Sometimes life has a way of keeping you busy and making you take stock of things.
I’ve been tremendously busy recently and seem to have quite a bit to master or juggle.
- I’ve not found my stride with my running and I had to abandon my run on Monday due to lots of lower leg pain (in both legs).
- My parents have both been ill and there’s been lots of twists and turns to contend with.
- Work has been stupidly busy and there’s a lot to contend with, many balls to juggle and changes to adapt to.
As if this wasn’t enough I decided to apply for a Lenciticate at the Royal Photographic Society.
I didn’t apply for the letters after my name, I applied as I wanted to find out if my photographic journey has enabled me to grow enough to be recognised by the RPS. Essentially to learn about the quality of my photographic work.
I poured months of work into choosing my photos, finding the right printers, testing various styles and effects.
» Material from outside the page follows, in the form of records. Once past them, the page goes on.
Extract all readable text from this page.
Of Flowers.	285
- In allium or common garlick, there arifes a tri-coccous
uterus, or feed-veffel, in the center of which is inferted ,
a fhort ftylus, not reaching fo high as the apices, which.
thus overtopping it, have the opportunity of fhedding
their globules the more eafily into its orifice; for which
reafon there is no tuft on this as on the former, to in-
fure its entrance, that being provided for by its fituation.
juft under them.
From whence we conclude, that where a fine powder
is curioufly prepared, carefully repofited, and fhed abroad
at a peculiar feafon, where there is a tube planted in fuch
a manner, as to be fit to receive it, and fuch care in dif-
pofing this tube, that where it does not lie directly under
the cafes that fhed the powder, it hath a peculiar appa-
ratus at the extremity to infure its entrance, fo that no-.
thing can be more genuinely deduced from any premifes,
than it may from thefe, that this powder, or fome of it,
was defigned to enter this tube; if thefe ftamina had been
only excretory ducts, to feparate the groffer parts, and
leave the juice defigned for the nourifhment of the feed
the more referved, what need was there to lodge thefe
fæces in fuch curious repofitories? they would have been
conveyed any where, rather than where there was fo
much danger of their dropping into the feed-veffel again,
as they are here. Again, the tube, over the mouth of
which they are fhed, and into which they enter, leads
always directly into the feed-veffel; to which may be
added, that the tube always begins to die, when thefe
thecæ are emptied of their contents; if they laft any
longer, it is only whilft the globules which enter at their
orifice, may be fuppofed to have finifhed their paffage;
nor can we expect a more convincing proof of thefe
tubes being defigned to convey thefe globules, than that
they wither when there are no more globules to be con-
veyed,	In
Mastering my hanging plan and considering the feedback from the assessment I had online.
It’s also cost a small fortune to work on the photos, print and process them.
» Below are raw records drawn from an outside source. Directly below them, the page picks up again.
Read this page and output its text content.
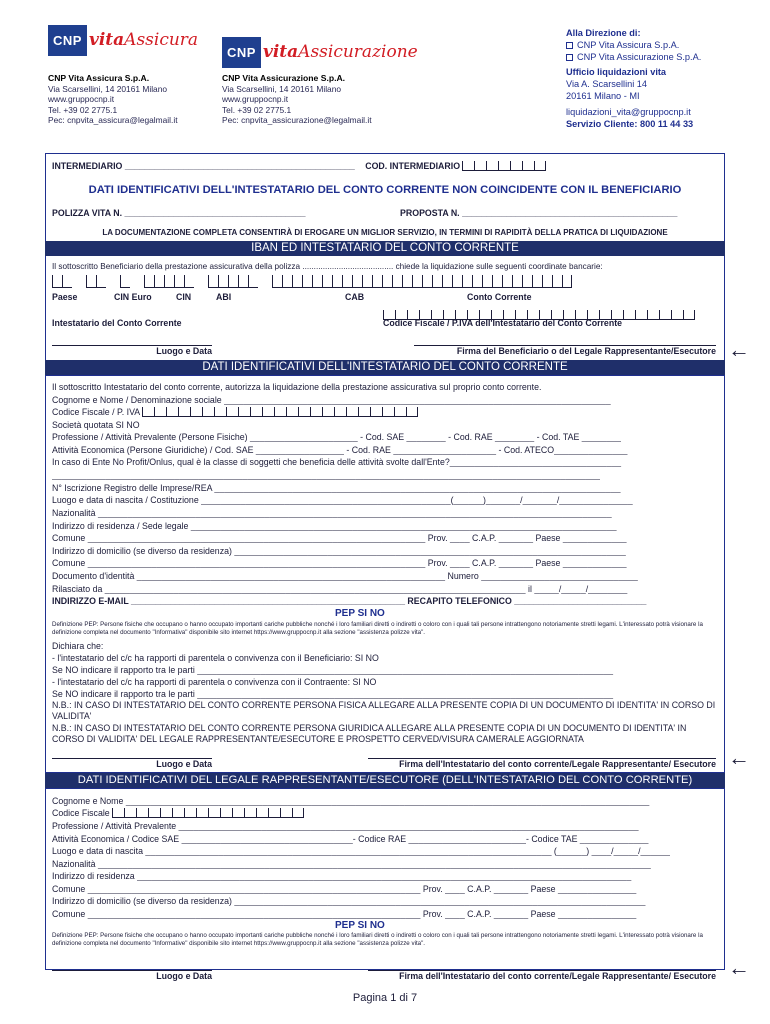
CNP vita Assicura
CNP vita Assicurazione
CNP Vita Assicura S.p.A.
Via Scarsellini, 14 20161 Milano
www.gruppocnp.it
Tel. +39 02 2775.1
Pec: cnpvita_assicura@legalmail.it
CNP Vita Assicurazione S.p.A.
Via Scarsellini, 14 20161 Milano
www.gruppocnp.it
Tel. +39 02 2775.1
Pec: cnpvita_assicurazione@legalmail.it
Alla Direzione di:
CNP Vita Assicura S.p.A.
CNP Vita Assicurazione S.p.A.
Ufficio liquidazioni vita
Via A. Scarsellini 14
20161 Milano - MI
liquidazioni_vita@gruppocnp.it
Servizio Cliente: 800 11 44 33
INTERMEDIARIO _______________________________________________ COD. INTERMEDIARIO
DATI IDENTIFICATIVI DELL'INTESTATARIO DEL CONTO CORRENTE NON COINCIDENTE CON IL BENEFICIARIO
POLIZZA VITA N. _____________________________________	PROPOSTA N. ____________________________________________
LA DOCUMENTAZIONE COMPLETA CONSENTIRÀ DI EROGARE UN MIGLIOR SERVIZIO, IN TERMINI DI RAPIDITÀ DELLA PRATICA DI LIQUIDAZIONE
IBAN ED INTESTATARIO DEL CONTO CORRENTE
Il sottoscritto Beneficiario della prestazione assicurativa della polizza ........................................ chiede la liquidazione sulle seguenti coordinate bancarie:
Paese	CIN Euro	CIN	ABI	CAB	Conto Corrente
Intestatario del Conto Corrente	Codice Fiscale / P.IVA dell'Intestatario del Conto Corrente
Luogo e Data	Firma del Beneficiario o del Legale Rappresentante/Esecutore ←
DATI IDENTIFICATIVI DELL'INTESTATARIO DEL CONTO CORRENTE
Il sottoscritto Intestatario del conto corrente, autorizza la liquidazione della prestazione assicurativa sul proprio conto corrente.
Cognome e Nome / Denominazione sociale _______________________________________________________________________________
Codice Fiscale / P. IVA
Società quotata SI NO
Professione / Attività Prevalente (Persone Fisiche) ______________________ - Cod. SAE ________ - Cod. RAE ________ - Cod. TAE ________
Attività Economica (Persone Giuridiche) / Cod. SAE __________________ - Cod. RAE _____________________ - Cod. ATECO_______________
In caso di Ente No Profit/Onlus, qual è la classe di soggetti che beneficia delle attività svolte dall'Ente?___________________________________
________________________________________________________________________________________________________________
N° Iscrizione Registro delle Imprese/REA ___________________________________________________________________________________
Luogo e data di nascita / Costituzione ___________________________________________________(______)_______/_______/_______________
Nazionalità _________________________________________________________________________________________________________
Indirizzo di residenza / Sede legale _______________________________________________________________________________________
Comune _____________________________________________________________________ Prov. ____ C.A.P. _______ Paese _____________
Indirizzo di domicilio (se diverso da residenza) ________________________________________________________________________________
Comune _____________________________________________________________________ Prov. ____ C.A.P. _______ Paese _____________
Documento d'identità _______________________________________________________________ Numero ________________________________
Rilasciato da ______________________________________________________________________________________ il _____/_____/________
INDIRIZZO E-MAIL ________________________________________________________ RECAPITO TELEFONICO ___________________________
PEP SI NO
Definizione PEP: Persone fisiche che occupano o hanno occupato importanti cariche pubbliche nonché i loro familiari diretti o indiretti o coloro con i quali tali persone intrattengono notoriamente stretti legami. L'interessato potrà visionare la definizione completa nel documento "Informativa" disponibile sito internet https://www.gruppocnp.it alla sezione "assistenza polizze vita".
Dichiara che:
- l'intestatario del c/c ha rapporti di parentela o convivenza con il Beneficiario: SI NO
Se NO indicare il rapporto tra le parti _____________________________________________________________________________________
- l'intestatario del c/c ha rapporti di parentela o convivenza con il Contraente: SI NO
Se NO indicare il rapporto tra le parti _____________________________________________________________________________________
N.B.: IN CASO DI INTESTATARIO DEL CONTO CORRENTE PERSONA FISICA ALLEGARE ALLA PRESENTE COPIA DI UN DOCUMENTO DI IDENTITA' IN CORSO DI VALIDITA'
N.B.: IN CASO DI INTESTATARIO DEL CONTO CORRENTE PERSONA GIURIDICA ALLEGARE ALLA PRESENTE COPIA DI UN DOCUMENTO DI IDENTITA' IN CORSO DI VALIDITA' DEL LEGALE RAPPRESENTANTE/ESECUTORE E PROSPETTO CERVED/VISURA CAMERALE AGGIORNATA
Luogo e Data	Firma dell'Intestatario del conto corrente/Legale Rappresentante/ Esecutore ←
DATI IDENTIFICATIVI DEL LEGALE RAPPRESENTANTE/ESECUTORE (DELL'INTESTATARIO DEL CONTO CORRENTE)
Cognome e Nome ___________________________________________________________________________________________________________
Codice Fiscale
Professione / Attività Prevalente ______________________________________________________________________________________________
Attività Economica / Codice SAE ___________________________________- Codice RAE ________________________- Codice TAE ______________
Luogo e data di nascita ___________________________________________________________________________________ (______) ____/_____/______
Nazionalità _________________________________________________________________________________________________________________
Indirizzo di residenza _____________________________________________________________________________________________________
Comune ____________________________________________________________________ Prov. ____ C.A.P. _______ Paese ________________
Indirizzo di domicilio (se diverso da residenza) ____________________________________________________________________________________
Comune ____________________________________________________________________ Prov. ____ C.A.P. _______ Paese ________________
PEP SI NO
Definizione PEP: Persone fisiche che occupano o hanno occupato importanti cariche pubbliche nonché i loro familiari diretti o indiretti o coloro con i quali tali persone intrattengono notoriamente stretti legami. L'interessato potrà visionare la definizione completa nel documento "Informative" disponibile sito internet https://www.gruppocnp.it alla sezione "assistenza polizze vita".
Luogo e Data	Firma dell'Intestatario del conto corrente/Legale Rappresentante/ Esecutore ←
Pagina 1 di 7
Today was my assessment day and for once I didn’t worry about it (possibly because I have more than enough to worry about at present).
Regrettably I was not successful in achieving my Lenciticate.
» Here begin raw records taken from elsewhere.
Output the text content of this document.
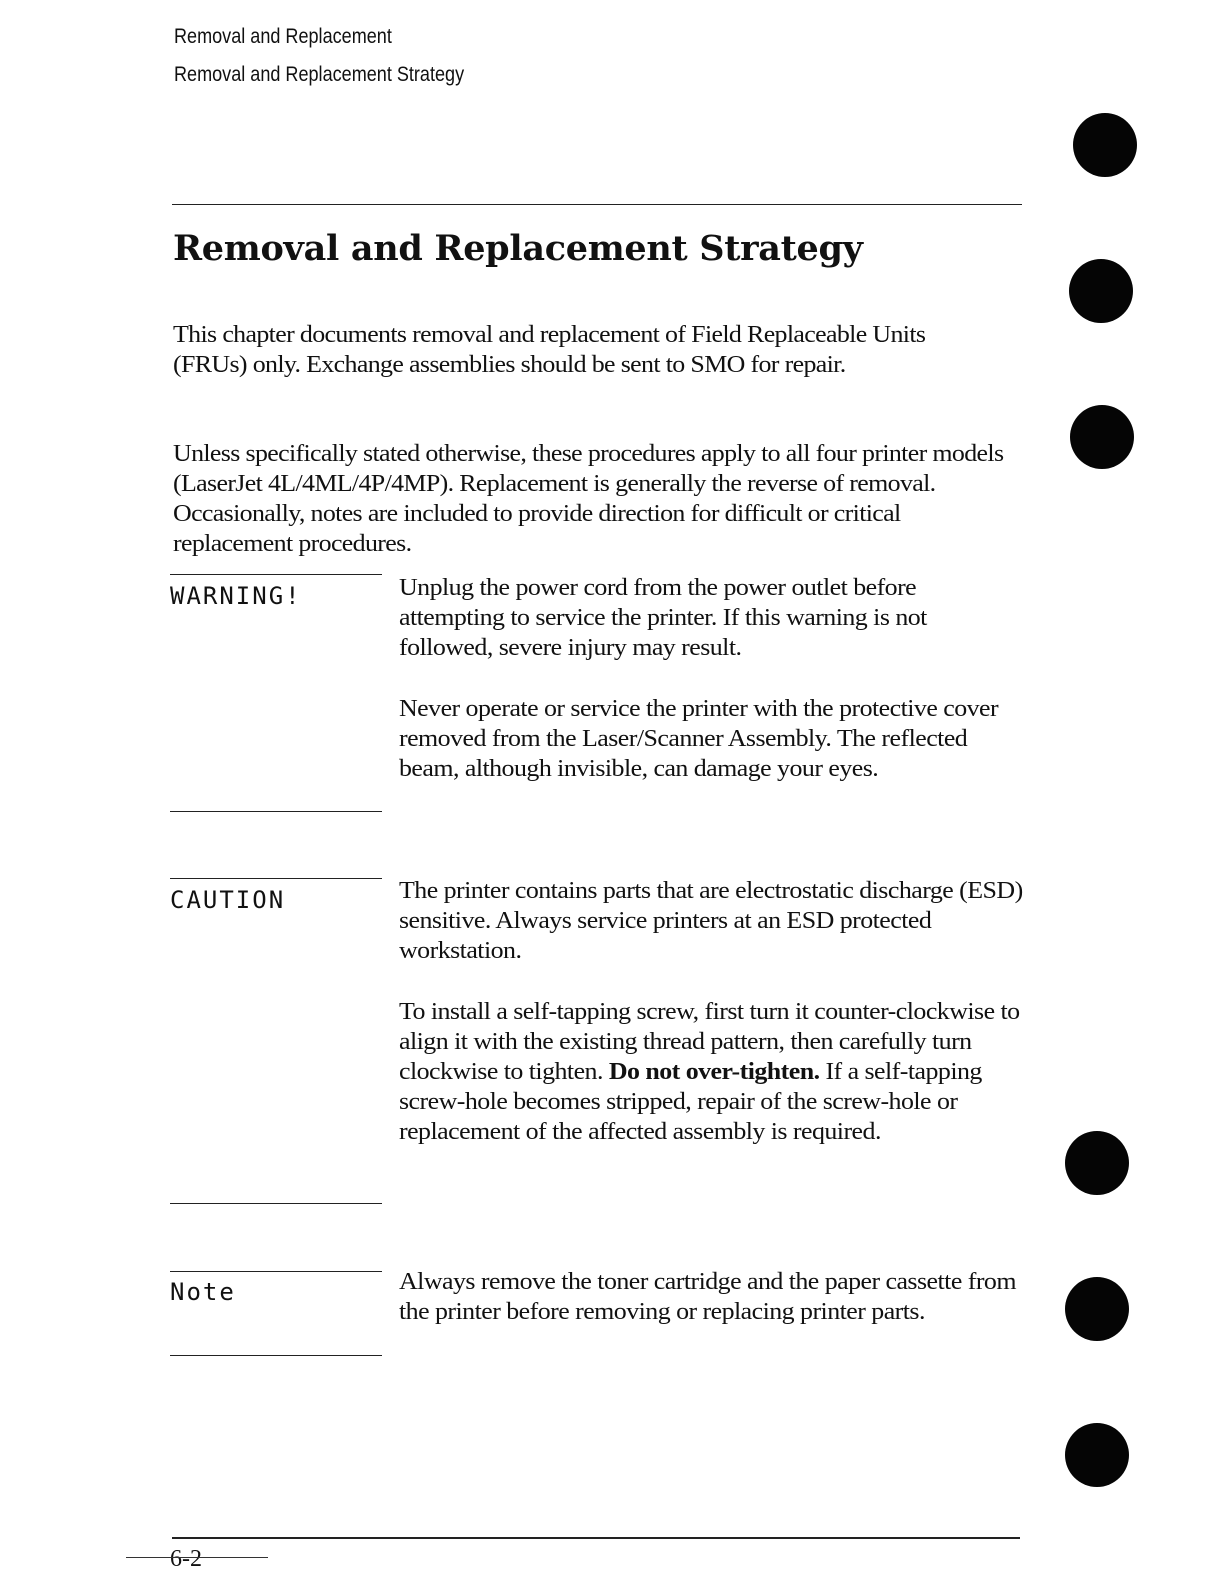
Removal and Replacement
Removal and Replacement Strategy
Removal and Replacement Strategy

This chapter documents removal and replacement of Field Replaceable Units (FRUs) only. Exchange assemblies should be sent to SMO for repair.

Unless specifically stated otherwise, these procedures apply to all four printer models (LaserJet 4L/4ML/4P/4MP). Replacement is generally the reverse of removal. Occasionally, notes are included to provide direction for difficult or critical replacement procedures.

WARNING!	Unplug the power cord from the power outlet before attempting to service the printer. If this warning is not followed, severe injury may result.

Never operate or service the printer with the protective cover removed from the Laser/Scanner Assembly. The reflected beam, although invisible, can damage your eyes.

CAUTION	The printer contains parts that are electrostatic discharge (ESD) sensitive. Always service printers at an ESD protected workstation.

To install a self-tapping screw, first turn it counter-clockwise to align it with the existing thread pattern, then carefully turn clockwise to tighten. Do not over-tighten. If a self-tapping screw-hole becomes stripped, repair of the screw-hole or replacement of the affected assembly is required.

Note	Always remove the toner cartridge and the paper cassette from the printer before removing or replacing printer parts.

6-2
It was a surprise but I wasn’t dramatically disappointed.
Yes, I would have liked to have achieved my LRPS first time but it seems many people go through this process more than once.
I do not know why I failed as feedback is due in the next 28 days.
I’m not going to dwell on it and I’m not going to get hurt by it. I shall use the feedback to grow and to learn.
Photography is an art that continually pushes you and I am certain there is much more I could learn.
I await the feedback to hear what the Royal Photographic Society panel have to say and then take stock.
I’m not sure when I will try again, I will wait to see what the feedback is first. I know I will try again.
It’s disappointing but not surprising and not the end of the world.
As with all of these bumps and knocks, they are simply life’s learning curves. To be hurt by them requires too much energy and is meaningless.
As one of my friends said to me
You’re a good learner so I’m sure it will be an overall good thing.
And I have to agree.
I always want to learn and it’s always good to better ones self. How else would we grow?
Maybe I’ll look back on this panel in the future and see something I was unable to now.
I am certain my photography has improved so I am sure this learning will help move me further ahead and push my talents and capabilities.
I’m still proud of my work.
For now I wait and see what the feedback is, breath and plan my path ahead.